Channel lineup prior to trial end
| DVB name | LCN | Launch date | Discontinued date | Notes |
|---|---|---|---|---|
| Channel 4 | 4 | 2008 | 30 April 2010 | Video program guide for free-to-air and D44 channels. |
| NITV | 40 | 27 October 2008 | 30 April 2010 | Existing subscription channel added to D44 service. Remains available on subscription satellite and cable television. Available free-to-air on LCN 34 via SBS since 12 December 2012. |
| ABC News, Sport and Weather | 41 | 17 March 2004 | 30 April 2010 | Text only. |
| D44 Homepage | 42 | 17 March 2004 | 30 April 2010 | Broadcast on LCN 44 prior to addition of TVS in March 2010. Simulcast on LCN 40 prior to addition of NITV on 27 Oct 2008. |
| Television Sydney | 44 | March 2010 | 30 April 2010 | Existing digital community television channel added to D44 service. |
| Teachers TV | 45 | 3 November 2008 | 30 April 2010 | Broadcast on LCN 47 (shared with House of Representatives channel) until 30 June 2009. |
| Australian Christian Channel | 46 | 2004 | 30 April 2010 | Existing subscription channel added to D44 service. Remains available on subscription satellite and cable television. |
| Federal Parliament House of Representatives | 47 | 17 March 2004 | 30 April 2010 | Live video/audio feed of House of Representatives sessions. Broadcast on LCN 401 until 3 November 2008, LCN 47 shared with Teachers TV from 2008-09 (broadcast when the House was not in session). |
| Federal Parliament Senate | 48 | 17 March 2004 | 30 April 2010 | Live video/audio feed of Senate sessions.

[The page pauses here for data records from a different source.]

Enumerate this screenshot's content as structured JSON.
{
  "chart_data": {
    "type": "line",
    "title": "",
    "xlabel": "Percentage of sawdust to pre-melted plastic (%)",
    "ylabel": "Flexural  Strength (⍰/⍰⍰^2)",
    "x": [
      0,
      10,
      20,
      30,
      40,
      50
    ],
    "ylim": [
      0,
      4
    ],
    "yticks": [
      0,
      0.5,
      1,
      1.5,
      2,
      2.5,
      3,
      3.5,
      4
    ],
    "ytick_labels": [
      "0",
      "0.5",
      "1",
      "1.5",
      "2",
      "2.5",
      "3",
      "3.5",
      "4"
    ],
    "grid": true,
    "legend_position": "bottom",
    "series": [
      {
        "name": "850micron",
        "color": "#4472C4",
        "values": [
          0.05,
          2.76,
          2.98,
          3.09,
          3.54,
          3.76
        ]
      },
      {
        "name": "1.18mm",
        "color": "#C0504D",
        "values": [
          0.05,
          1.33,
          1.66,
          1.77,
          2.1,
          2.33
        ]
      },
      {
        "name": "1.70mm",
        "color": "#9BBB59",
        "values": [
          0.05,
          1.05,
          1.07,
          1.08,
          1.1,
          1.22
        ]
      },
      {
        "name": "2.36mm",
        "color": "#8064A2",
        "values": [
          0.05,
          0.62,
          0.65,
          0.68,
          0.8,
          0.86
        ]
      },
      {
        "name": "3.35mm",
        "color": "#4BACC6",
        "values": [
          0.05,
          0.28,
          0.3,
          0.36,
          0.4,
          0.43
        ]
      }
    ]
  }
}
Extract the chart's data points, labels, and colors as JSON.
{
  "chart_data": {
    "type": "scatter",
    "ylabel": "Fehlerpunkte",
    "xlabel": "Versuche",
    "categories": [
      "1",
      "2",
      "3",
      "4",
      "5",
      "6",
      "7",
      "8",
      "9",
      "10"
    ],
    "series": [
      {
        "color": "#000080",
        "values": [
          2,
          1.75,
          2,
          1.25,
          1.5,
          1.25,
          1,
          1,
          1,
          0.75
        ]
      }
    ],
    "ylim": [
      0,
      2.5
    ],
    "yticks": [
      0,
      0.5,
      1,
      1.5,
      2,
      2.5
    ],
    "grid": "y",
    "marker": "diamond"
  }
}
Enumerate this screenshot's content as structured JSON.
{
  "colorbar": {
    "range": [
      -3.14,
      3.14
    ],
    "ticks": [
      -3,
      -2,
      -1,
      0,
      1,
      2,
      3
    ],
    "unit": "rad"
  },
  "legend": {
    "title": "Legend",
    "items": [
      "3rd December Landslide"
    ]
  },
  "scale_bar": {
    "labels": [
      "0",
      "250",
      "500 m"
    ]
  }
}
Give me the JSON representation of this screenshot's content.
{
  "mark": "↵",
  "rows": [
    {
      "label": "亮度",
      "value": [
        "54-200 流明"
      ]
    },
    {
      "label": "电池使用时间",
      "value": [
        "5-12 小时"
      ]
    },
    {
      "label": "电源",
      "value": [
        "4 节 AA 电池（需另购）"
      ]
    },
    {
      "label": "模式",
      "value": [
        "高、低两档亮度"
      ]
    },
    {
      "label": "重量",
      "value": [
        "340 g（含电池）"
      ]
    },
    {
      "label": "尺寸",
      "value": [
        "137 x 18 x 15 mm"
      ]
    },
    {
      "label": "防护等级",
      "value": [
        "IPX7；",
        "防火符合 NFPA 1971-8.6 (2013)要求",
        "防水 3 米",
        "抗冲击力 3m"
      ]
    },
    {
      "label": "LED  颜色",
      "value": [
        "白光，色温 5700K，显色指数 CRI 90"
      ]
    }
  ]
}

Broadcast on LCN 402 until 3 November 2008. |
| Expo | 49 | 2006 | 30 April 2010 | Existing shopping channel added to D44 service. Still available on Foxtel subscription television. |

===Former Channels===
As it was a long term trial, many channels that started on the service did not continue until the cessation of broadcasts.

| DVB name | LCN | Launch date | Discontinued date | Notes |
|---|---|---|---|---|
| Channel NSW | 45 | 17 March 2004 | 1 July 2009 | Community channel broadcasting real time traffic, coast watch information and government announcements owned by the Government of New South Wales. Channel space replaced by Teachers TV. |
| Macquarie Digital | 47 | 12 October 2004 | 11 June 2007 | Broadcast financial information. Owned by Macquarie Group. |
| SportsTAB | 48 | 17 March 2004 | 1 January 2005 | Broadcast sports betting odds. |
| House of Representatives Main Committee | 403 | 17 March 2004 | 3 November 2008 | Live video/audio feed of House of Representatives Main Committee sessions. |
| House of Representatives Committee Room 1 | 404 | 17 March 2004 | 3 November 2008 | Live video/audio feed of House of Representatives Room 1 sessions. |
| House of Representatives Committee Room 2 | 405 | 17 March 2004 | 3 November 2008 | Live video/audio feed of House of Representatives Room 2 sessions. |
| House of Representatives Committee Room 3 | 406 | 17 March 2004 | 3 November 2008 | Live video/audio feed of House of Representatives Room 3 sessions. |
| House of Representatives Committee Room 4 | 407 | 17 March 2004 | 3 November 2008 | Live video/audio feed of House of Representatives Room 4 sessions. |

==Legacy==

Free-to-air television guide

The ACMA decided in closing the service that it was unlikely that datacast services would come to auction in the near future, and decided continuing the trial was unnecessary for that reason. NITV, which gained coverage on the service, considered the closure of the service a blow to its chances of gaining permanent spectrum for the service, and put the long term viability of the service into question.

Most of the other channels on Digital Forty Four are available unencrypted on satellite or via online streaming.